Working as a gallery attendant at an art museum, you come across people from all walks of life, each with their own stories, and each with their own opinions about the art. Some pass by a piece of art, glancing at it briefly, while others focus in on that same piece, stopped in their tracks, fascinated by the story it’s telling them. And every once in a while, a piece of art that may not always get that much attention suddenly becomes a major point of conversation among our visitors.
Such was the case this week at the Art Museum. The untitled piece by local artist Michael Goodlett created a spark of interest in many visitors since the small sculpture is hauntingly similar to the unforgettable images of 9/11. The surprise—this sculpture was created in 1999, a full two years before the attacks, a fact that most of our visitors are surprised by.

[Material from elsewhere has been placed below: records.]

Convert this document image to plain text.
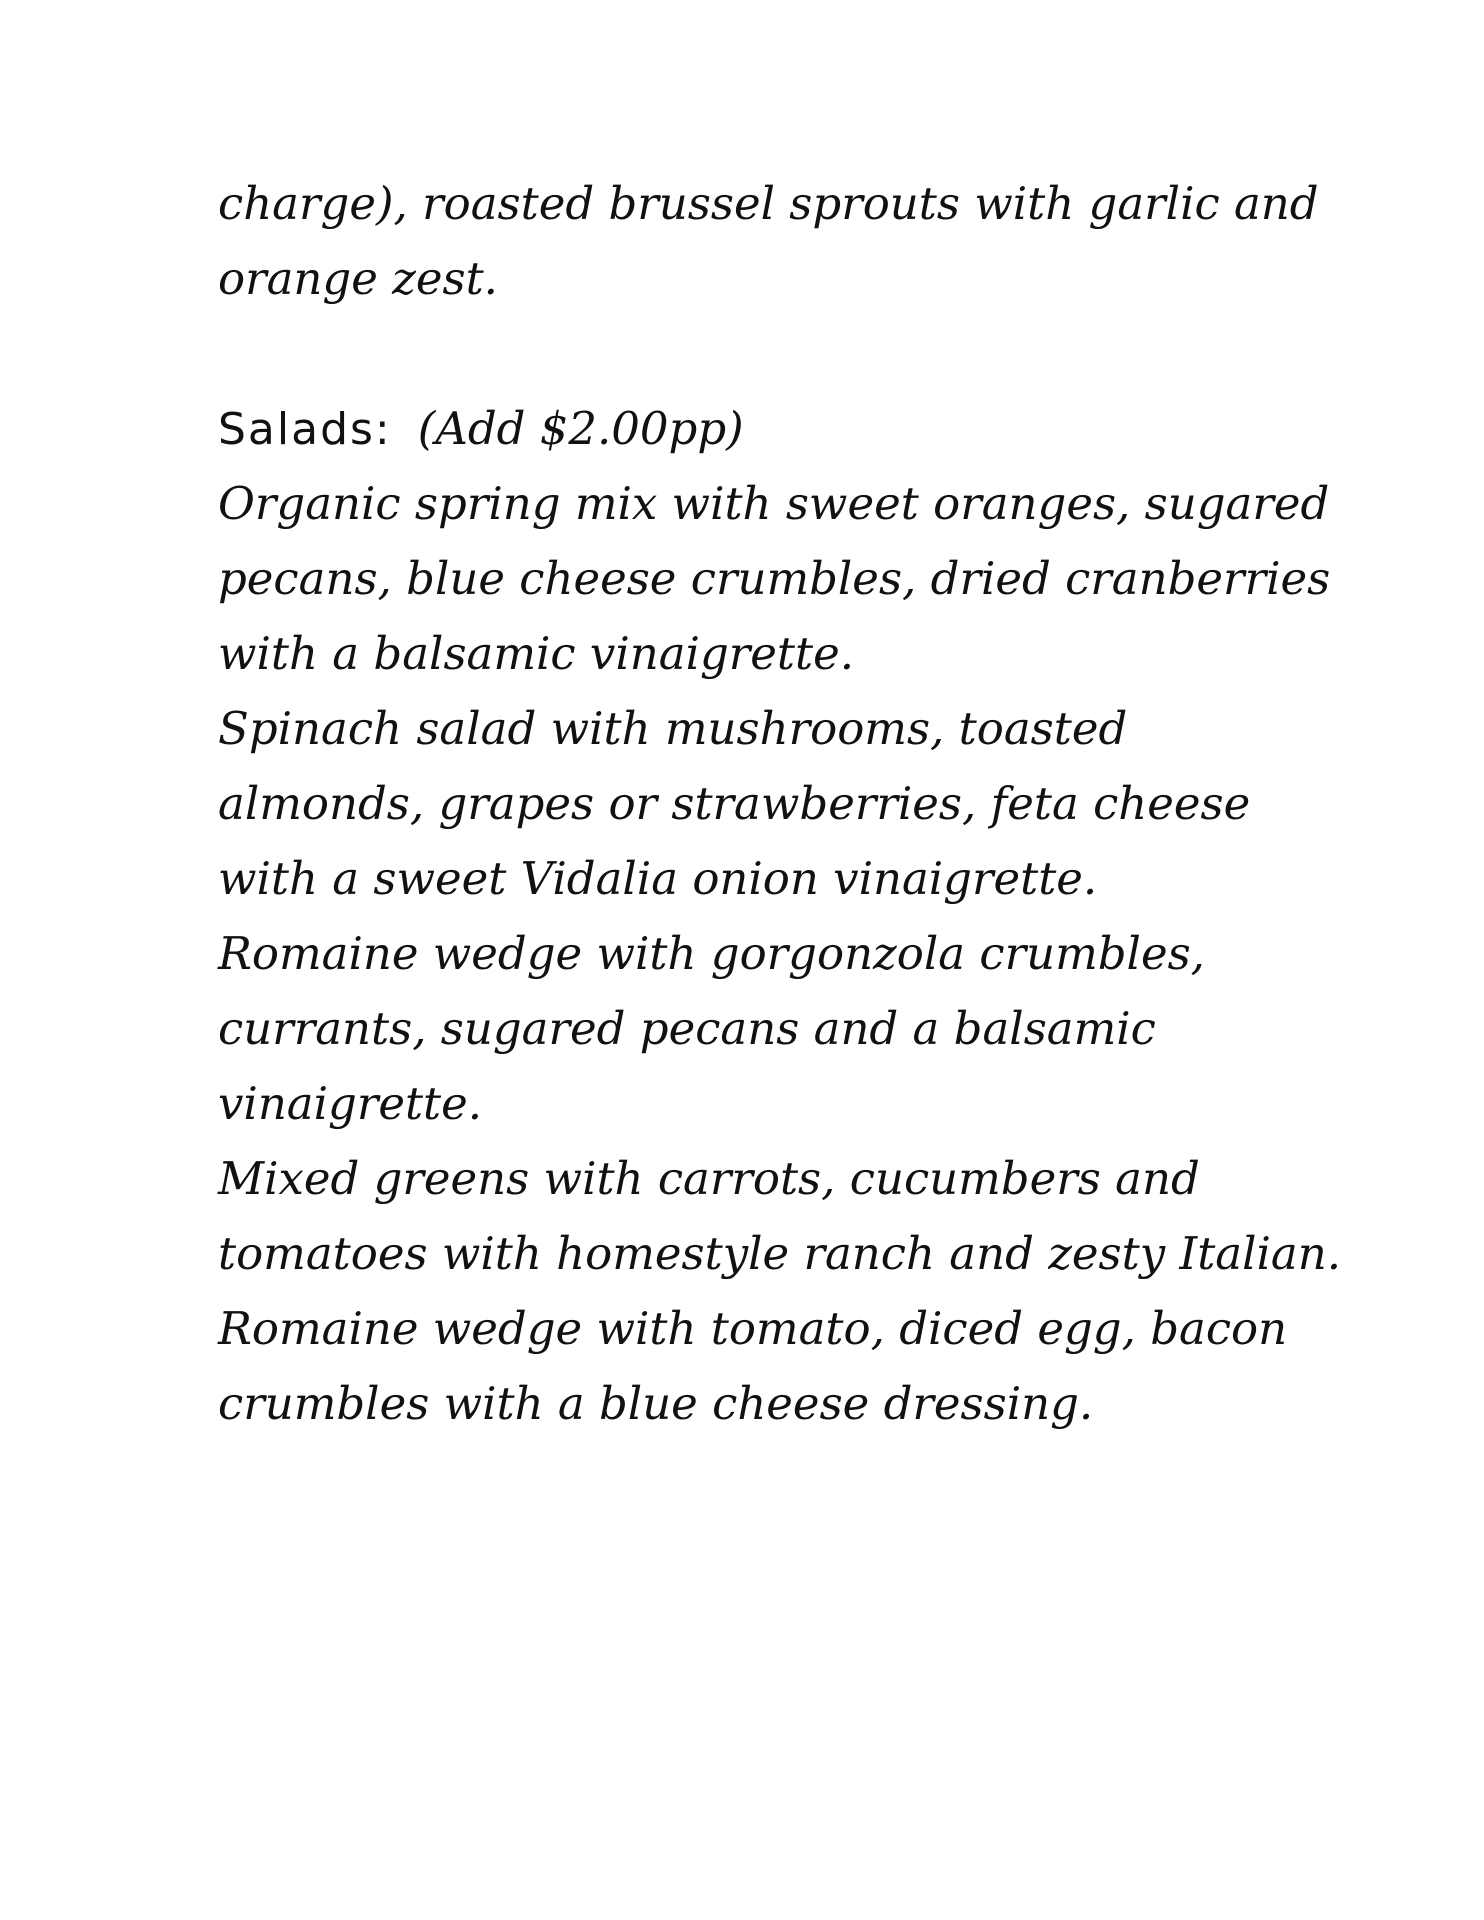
charge), roasted brussel sprouts with garlic and
orange zest.
Salads: (Add $2.00pp)
Organic spring mix with sweet oranges, sugared
pecans, blue cheese crumbles, dried cranberries
with a balsamic vinaigrette.
Spinach salad with mushrooms, toasted
almonds, grapes or strawberries, feta cheese
with a sweet Vidalia onion vinaigrette.
Romaine wedge with gorgonzola crumbles,
currants, sugared pecans and a balsamic
vinaigrette.
Mixed greens with carrots, cucumbers and
tomatoes with homestyle ranch and zesty Italian.
Romaine wedge with tomato, diced egg, bacon
crumbles with a blue cheese dressing.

This brings up the age-old question: does art imitate life or life imitate art? To this debated question, I’m sure there will never be a definite answer. One thing is sure though—all art tells a story. It captures human essence, telling the story of those who have come before us and the ways of the world during their time. Life changes. People change. And although art may change, it is always there, a constant reminder of human history, giving brief glimpses into a story that’s not our own.
Nothing does this better than our current exhibition The Golden Age of Painting in Europe. I strongly encourage you to visit the Museum and see it before it leaves next Monday on September 23. Come take a peek at history! See and read their stories. Better yet, pick up a pen or paintbrush and create your own. After all, we might not be permanent fixtures in this world, but isn’t it awesome to think that people 400 years from now might be looking at something that you created?